The priest already has a small gold plated or bronze instrument which he can dip in a vessel and use to fling droplets of holy water on crowds. I can’t remember the name of it but it looks like a little bronze ball on the end of a stick. They do this on special occasions. I remember it being done somewhere around Easter to the big crowd at Mass.
I’ve gotten hit by a droplet or two from that instrument. It doesn’t stand out from any of the other paraphernalia that they use at mass other than that it can be used to fling holy water.
Father Ripperger has a video in which he recommends ways to combat demons (Spiritual Warfare?? - anyway, something like that . . .) which include things like eating and drinking different blessed oils and salts. If memory serves, I think he recommended consuming holy water as well. Holy water can also be sprinkled around one’s dwelling and other belongings. I think a misting device, more like the mist from a perfume bottle might be more in order, although I suppose you could just use your fingertips.
All that said, I tend to agree with the other posters on the issue of irreverence.

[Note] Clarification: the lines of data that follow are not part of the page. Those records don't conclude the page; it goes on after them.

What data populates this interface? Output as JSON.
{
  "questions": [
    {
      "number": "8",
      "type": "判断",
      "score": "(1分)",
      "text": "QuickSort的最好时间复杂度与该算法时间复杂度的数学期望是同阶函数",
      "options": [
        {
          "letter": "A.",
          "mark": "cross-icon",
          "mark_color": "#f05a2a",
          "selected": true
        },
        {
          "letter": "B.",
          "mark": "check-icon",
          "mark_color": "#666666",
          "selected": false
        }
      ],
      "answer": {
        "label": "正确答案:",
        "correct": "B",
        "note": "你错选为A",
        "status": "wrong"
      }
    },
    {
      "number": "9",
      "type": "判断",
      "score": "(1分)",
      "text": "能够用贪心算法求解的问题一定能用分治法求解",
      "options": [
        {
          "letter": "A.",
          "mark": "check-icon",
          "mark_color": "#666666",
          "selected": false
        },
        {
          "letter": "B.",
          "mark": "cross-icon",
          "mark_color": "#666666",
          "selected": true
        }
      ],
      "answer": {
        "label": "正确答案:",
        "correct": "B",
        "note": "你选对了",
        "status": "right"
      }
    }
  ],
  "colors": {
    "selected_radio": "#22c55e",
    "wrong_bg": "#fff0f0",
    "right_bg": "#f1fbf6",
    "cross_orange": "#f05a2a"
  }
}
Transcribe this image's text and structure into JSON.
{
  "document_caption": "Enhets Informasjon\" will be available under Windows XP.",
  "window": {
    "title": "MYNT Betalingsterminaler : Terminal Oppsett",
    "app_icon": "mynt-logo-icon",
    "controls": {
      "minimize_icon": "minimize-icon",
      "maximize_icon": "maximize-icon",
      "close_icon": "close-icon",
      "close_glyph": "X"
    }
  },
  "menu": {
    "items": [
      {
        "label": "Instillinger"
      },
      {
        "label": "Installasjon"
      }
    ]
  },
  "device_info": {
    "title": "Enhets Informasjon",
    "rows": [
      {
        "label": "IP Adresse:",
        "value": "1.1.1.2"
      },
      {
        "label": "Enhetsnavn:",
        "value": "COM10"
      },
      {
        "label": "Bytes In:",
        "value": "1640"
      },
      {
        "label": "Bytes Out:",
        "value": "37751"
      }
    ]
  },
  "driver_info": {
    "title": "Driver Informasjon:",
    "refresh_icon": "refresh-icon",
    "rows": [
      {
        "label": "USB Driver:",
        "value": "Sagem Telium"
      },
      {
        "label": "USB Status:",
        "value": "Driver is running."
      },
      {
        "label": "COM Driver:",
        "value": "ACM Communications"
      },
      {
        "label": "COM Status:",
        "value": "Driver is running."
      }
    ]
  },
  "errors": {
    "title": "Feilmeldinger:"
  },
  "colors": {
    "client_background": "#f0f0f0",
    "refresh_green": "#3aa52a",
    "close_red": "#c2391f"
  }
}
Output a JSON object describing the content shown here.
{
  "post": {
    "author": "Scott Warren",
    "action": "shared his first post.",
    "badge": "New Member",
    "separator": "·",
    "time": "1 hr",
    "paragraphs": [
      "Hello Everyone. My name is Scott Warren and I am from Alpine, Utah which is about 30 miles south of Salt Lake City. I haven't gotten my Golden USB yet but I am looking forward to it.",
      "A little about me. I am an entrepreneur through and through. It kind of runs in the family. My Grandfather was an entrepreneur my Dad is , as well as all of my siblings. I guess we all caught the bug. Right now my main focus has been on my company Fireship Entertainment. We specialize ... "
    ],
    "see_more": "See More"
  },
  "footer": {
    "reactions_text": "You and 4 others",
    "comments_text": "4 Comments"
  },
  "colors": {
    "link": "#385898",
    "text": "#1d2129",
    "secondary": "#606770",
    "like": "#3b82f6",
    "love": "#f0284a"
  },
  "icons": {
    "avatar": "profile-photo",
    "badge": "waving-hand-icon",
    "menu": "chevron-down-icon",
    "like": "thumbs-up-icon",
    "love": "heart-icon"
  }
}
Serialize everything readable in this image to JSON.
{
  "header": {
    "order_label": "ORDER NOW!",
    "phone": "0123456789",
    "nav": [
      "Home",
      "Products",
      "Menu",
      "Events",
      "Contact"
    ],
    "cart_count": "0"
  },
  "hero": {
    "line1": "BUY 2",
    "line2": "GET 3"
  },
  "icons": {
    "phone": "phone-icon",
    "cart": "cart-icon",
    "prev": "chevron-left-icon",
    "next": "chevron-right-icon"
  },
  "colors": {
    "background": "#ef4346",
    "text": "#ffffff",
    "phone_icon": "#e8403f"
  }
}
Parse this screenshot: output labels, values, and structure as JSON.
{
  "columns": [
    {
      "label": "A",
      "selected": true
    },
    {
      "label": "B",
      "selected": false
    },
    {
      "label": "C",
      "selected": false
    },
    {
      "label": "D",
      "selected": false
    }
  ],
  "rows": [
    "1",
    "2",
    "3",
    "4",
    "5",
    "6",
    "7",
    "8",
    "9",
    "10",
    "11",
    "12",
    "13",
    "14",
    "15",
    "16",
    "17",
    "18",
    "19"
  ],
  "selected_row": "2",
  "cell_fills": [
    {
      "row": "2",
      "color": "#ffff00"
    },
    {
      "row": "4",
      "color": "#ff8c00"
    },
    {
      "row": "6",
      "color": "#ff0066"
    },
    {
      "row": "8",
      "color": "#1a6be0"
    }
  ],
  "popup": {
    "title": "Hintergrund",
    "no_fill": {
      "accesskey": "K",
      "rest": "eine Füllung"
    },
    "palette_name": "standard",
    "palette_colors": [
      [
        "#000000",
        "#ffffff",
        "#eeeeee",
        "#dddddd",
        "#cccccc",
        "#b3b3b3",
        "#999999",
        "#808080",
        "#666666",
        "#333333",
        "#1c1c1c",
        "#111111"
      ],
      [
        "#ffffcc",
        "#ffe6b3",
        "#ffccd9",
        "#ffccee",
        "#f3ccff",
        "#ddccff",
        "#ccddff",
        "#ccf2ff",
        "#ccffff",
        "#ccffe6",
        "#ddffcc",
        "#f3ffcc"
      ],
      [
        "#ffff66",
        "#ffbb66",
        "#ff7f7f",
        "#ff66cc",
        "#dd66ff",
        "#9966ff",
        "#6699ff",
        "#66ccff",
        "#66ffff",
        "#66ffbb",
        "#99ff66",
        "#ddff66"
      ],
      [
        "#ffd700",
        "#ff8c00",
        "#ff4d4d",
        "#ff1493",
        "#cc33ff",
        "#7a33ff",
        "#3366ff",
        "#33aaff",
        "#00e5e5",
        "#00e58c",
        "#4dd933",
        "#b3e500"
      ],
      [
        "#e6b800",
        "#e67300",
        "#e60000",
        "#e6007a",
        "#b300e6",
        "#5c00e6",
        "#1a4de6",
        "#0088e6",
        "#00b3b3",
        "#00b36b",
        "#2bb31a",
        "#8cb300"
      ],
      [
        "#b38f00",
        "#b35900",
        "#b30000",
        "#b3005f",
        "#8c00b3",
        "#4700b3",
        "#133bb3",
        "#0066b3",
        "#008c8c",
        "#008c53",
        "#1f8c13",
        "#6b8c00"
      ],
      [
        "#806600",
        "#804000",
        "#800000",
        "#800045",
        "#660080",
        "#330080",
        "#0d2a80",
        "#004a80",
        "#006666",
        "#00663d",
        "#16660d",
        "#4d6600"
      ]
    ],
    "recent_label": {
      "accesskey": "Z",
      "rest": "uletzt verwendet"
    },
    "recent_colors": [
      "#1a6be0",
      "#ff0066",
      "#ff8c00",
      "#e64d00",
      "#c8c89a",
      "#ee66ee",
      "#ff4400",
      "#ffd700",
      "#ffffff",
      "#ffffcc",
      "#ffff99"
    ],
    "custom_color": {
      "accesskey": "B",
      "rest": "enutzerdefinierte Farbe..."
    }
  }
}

If there were to be something akin to a holy water gun to be developed, I would think it would have to be made of something other then plastic, at least initially. It would have to be a material and a design which dispensed with the comedic aspect. I would think a good start might be something similar to a gun with both a spray and a stream setting, like certain sorts of Windex-type bottles, but made of bronze with both gold plating inside and out.
After that had become more common, an argument could then be made for making cheap pretty ornamental varieties of plain bronze, brass, glass, aluminum (at one time, not long after it was discovered, aluminum was one of the world’s rarest and most precious metals) or plastic for use in poorer regions and for use in and around the home. Rosaries, after all, are made of a variety of materials, some of which are plastic.
It should probably have a ‘trigger’ which could include up to three fingers for added pressure and range because it could then reach the deep interior of large crowds, or at least that could be one of its initial uses.
I doubt that that idea will go very far because masses seem to be fairly traditional and because mass is, after all, a Sacrifice. I don’t really see anything inherently sinful about the idea, it’s just not very traditional, and at this time, it’s still irreverent (but it needn’t continue to be that way). I don’t think God would think there is anything inherently sinful and wrong with a finger pressure hydraulic device other than the jarringly comedic aspect of cheap plastic and explicitly gun-type shapes. It ought to blend with the Sacrificial aspect of the mass and not stand out. I think I’ve denoted a vague sort of ‘path’ (gold plate → bronze → glass → ornamental [perhaps somewhat sparkly] plastic [like a rosary]) for it’s adoption, but I doubt anything will come of it.